Positiv Denken fällt den betroffenen Akteuren derzeit schwer. Die Frage nach einem mentalen Problem unter den Spielern wurde jedoch unterschiedlich gesehen. „Ich habe viele enttäuschte Gesichter gesehen“, gibt Schöttel zu. Stürmer Terrence Boyd spricht für die Spieler und ortet kein Kopfproblem. „Ich denke nicht. Ich spiele ja jetzt nicht anders als vor zwei Wochen und die anderen auch nicht anders als im Herbst.“ Trotzdem scheint die Niederlagenserie den einen mehr, den anderen weniger mitzunehmen. Mentaltrainer sind heutzutage Usus, Schöttel sieht sie allerdings nicht zielführend in der Gruppe. „Ich stelle es jedem Spieler frei, vielleicht haben sogar welche einen. Aber ich will es nicht in der Gruppe.“ Die Blockade gilt es nun in den Köpfen der Spieler zu lösen.
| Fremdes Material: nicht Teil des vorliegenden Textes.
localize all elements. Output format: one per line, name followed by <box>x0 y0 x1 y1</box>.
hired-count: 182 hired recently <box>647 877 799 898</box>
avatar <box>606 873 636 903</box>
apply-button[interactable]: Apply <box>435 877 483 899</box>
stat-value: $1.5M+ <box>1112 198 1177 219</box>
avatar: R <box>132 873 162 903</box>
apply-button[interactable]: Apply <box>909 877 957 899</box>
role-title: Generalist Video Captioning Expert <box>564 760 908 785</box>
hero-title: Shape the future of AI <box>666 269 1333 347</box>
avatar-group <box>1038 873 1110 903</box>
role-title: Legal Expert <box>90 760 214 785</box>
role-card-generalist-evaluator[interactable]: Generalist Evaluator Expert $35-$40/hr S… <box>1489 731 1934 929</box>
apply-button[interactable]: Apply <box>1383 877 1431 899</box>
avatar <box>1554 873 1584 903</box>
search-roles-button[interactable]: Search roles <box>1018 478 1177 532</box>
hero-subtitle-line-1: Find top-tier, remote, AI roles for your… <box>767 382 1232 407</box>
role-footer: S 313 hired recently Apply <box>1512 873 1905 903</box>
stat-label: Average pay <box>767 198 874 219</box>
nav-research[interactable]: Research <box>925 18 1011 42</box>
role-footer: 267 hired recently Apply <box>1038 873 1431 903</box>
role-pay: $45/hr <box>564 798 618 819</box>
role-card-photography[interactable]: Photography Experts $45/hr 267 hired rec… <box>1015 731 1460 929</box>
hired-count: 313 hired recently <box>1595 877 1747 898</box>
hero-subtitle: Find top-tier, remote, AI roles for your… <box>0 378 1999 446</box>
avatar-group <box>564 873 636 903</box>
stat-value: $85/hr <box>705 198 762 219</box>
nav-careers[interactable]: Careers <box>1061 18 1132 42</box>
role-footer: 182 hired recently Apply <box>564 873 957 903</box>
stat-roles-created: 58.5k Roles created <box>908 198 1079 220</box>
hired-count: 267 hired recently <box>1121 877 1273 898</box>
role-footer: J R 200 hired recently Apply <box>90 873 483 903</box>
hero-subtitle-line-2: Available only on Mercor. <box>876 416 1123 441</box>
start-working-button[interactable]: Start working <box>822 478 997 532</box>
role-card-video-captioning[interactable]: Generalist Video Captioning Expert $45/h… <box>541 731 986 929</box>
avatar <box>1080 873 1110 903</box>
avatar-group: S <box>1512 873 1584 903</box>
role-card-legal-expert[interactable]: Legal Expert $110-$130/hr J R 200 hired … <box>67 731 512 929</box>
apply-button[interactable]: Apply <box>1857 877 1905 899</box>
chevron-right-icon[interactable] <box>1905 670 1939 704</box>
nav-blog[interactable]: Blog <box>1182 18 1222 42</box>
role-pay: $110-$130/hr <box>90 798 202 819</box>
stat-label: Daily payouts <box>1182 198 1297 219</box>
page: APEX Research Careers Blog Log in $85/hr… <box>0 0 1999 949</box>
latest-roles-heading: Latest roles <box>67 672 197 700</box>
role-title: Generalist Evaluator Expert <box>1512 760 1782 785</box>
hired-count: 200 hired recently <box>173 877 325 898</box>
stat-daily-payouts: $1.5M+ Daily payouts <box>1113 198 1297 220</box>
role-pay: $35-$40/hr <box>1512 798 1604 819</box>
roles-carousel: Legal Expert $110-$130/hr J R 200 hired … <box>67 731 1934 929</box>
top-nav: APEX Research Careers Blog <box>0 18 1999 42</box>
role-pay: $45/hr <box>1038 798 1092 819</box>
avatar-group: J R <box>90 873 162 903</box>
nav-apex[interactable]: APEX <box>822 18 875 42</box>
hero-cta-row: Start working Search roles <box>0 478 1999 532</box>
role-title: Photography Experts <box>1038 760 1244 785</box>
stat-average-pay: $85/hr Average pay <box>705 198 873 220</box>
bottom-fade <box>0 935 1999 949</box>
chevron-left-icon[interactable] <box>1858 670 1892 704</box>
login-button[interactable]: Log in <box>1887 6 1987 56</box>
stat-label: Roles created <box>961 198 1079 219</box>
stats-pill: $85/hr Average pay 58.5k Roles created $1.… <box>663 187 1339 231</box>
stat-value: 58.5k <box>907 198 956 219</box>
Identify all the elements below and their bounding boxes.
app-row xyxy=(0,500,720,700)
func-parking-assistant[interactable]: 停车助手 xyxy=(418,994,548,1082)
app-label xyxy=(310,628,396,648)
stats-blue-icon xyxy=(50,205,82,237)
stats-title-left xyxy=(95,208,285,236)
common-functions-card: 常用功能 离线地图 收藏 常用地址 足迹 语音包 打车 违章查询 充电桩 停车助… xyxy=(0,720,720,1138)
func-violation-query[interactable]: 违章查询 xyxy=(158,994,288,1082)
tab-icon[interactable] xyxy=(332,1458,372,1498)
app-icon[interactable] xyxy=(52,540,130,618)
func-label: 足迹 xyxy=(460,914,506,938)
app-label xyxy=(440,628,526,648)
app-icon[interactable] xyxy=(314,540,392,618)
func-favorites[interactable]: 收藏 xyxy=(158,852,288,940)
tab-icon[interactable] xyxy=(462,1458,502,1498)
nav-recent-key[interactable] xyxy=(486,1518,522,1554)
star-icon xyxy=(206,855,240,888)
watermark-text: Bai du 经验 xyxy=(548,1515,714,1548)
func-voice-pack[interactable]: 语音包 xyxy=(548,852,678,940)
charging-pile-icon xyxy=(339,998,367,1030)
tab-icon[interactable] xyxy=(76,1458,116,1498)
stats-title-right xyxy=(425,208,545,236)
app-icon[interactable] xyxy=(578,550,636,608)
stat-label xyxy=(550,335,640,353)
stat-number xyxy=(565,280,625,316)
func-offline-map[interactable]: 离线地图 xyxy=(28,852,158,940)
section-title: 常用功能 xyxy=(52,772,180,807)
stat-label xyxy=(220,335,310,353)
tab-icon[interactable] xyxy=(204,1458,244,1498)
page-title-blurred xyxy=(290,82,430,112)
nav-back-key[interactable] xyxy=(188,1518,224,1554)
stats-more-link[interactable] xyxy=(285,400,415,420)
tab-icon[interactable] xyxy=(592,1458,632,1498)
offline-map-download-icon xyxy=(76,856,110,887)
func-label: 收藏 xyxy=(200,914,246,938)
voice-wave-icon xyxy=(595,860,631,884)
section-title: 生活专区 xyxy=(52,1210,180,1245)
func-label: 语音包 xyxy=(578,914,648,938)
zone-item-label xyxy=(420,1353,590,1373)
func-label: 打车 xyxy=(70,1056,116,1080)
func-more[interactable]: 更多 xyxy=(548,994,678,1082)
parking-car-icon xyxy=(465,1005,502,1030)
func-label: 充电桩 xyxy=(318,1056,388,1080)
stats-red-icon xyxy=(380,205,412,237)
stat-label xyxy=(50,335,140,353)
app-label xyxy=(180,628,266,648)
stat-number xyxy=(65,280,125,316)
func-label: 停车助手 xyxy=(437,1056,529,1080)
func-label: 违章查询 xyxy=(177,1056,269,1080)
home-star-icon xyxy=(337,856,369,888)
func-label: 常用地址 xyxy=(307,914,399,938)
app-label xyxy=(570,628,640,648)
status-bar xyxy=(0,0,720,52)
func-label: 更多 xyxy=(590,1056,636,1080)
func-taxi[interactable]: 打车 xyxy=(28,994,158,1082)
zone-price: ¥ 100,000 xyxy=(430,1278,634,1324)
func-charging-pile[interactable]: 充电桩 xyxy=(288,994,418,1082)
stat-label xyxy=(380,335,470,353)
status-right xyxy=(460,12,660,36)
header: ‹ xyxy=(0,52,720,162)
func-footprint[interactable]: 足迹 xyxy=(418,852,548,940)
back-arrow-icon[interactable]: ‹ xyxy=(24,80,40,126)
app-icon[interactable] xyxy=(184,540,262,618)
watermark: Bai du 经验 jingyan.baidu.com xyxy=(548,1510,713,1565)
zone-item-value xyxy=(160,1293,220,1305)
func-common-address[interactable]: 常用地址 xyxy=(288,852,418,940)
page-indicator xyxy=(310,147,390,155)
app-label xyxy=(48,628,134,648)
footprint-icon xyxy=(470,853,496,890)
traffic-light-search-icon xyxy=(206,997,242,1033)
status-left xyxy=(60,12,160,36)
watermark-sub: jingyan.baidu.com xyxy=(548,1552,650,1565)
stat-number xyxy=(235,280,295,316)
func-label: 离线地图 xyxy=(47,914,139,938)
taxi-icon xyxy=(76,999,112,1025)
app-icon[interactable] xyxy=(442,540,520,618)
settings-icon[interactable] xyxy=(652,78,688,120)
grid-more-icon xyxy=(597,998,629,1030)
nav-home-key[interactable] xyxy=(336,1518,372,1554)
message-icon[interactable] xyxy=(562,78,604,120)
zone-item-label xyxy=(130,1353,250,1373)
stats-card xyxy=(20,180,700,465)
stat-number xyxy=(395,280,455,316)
  • Eine Frage des Alternativen:

Da sich immer wieder die Frage des Systems stellt, muss man zwangsläufig auch die Frage nach der Qualität stellen. Trainer und Sportdirektor Helmut Schulte standen zu ihrer Kritik, vor allem am Zweikampfverhalten, nach dem WAC-Spiel und kündigten Veränderungen an. Mit zwei Neuen (Heikkinen für Gerson und Sabitzer für Alar), der Rückkehr von Lukas Königshofer statt Jan Novota und dem Ausfall von Branko Boskovic stand eine andere Mannschaft auf dem Feld, die Probleme waren jedoch ähnlich. Wenn Heikkinen aber einmal hinten aushelfen muss, kann etwas nicht stimmen. Zudem sah Stadiongast Muhammed Ildiz, dass seit seinem Abgang zum 1. FC Nürnberg noch kein adäquater Ersatz im defensiven Mittelfeld gefunden wurde. Schöttel will der taktischen Ausrichtung, die im Herbst oft als konstruktiv und defensiv kritisiert wurde, nicht zu viel Bedeutung beimessen. Trotzdem sieht er einen Zusammenhang zwischen dem derzeitigen Tief und der im Frühjahr deutlich nach vorne verschobenen Ausrichtung. „Unser System entwickelt sich oft zu einem 4-3-3, aber wenn wir mit Hofmann und Boskovic spielen, müssen wir gut Fußball spielen, sonst laufen wir Gefahr, dass sie uns in der Mitte durchlaufen“, legt der Trainer Wert auf eine stabile Zentrale. In den nächsten Spielen sind seine Spieler gefordert, zu beweisen, dass es nicht an der fehlenden Qualität liegt.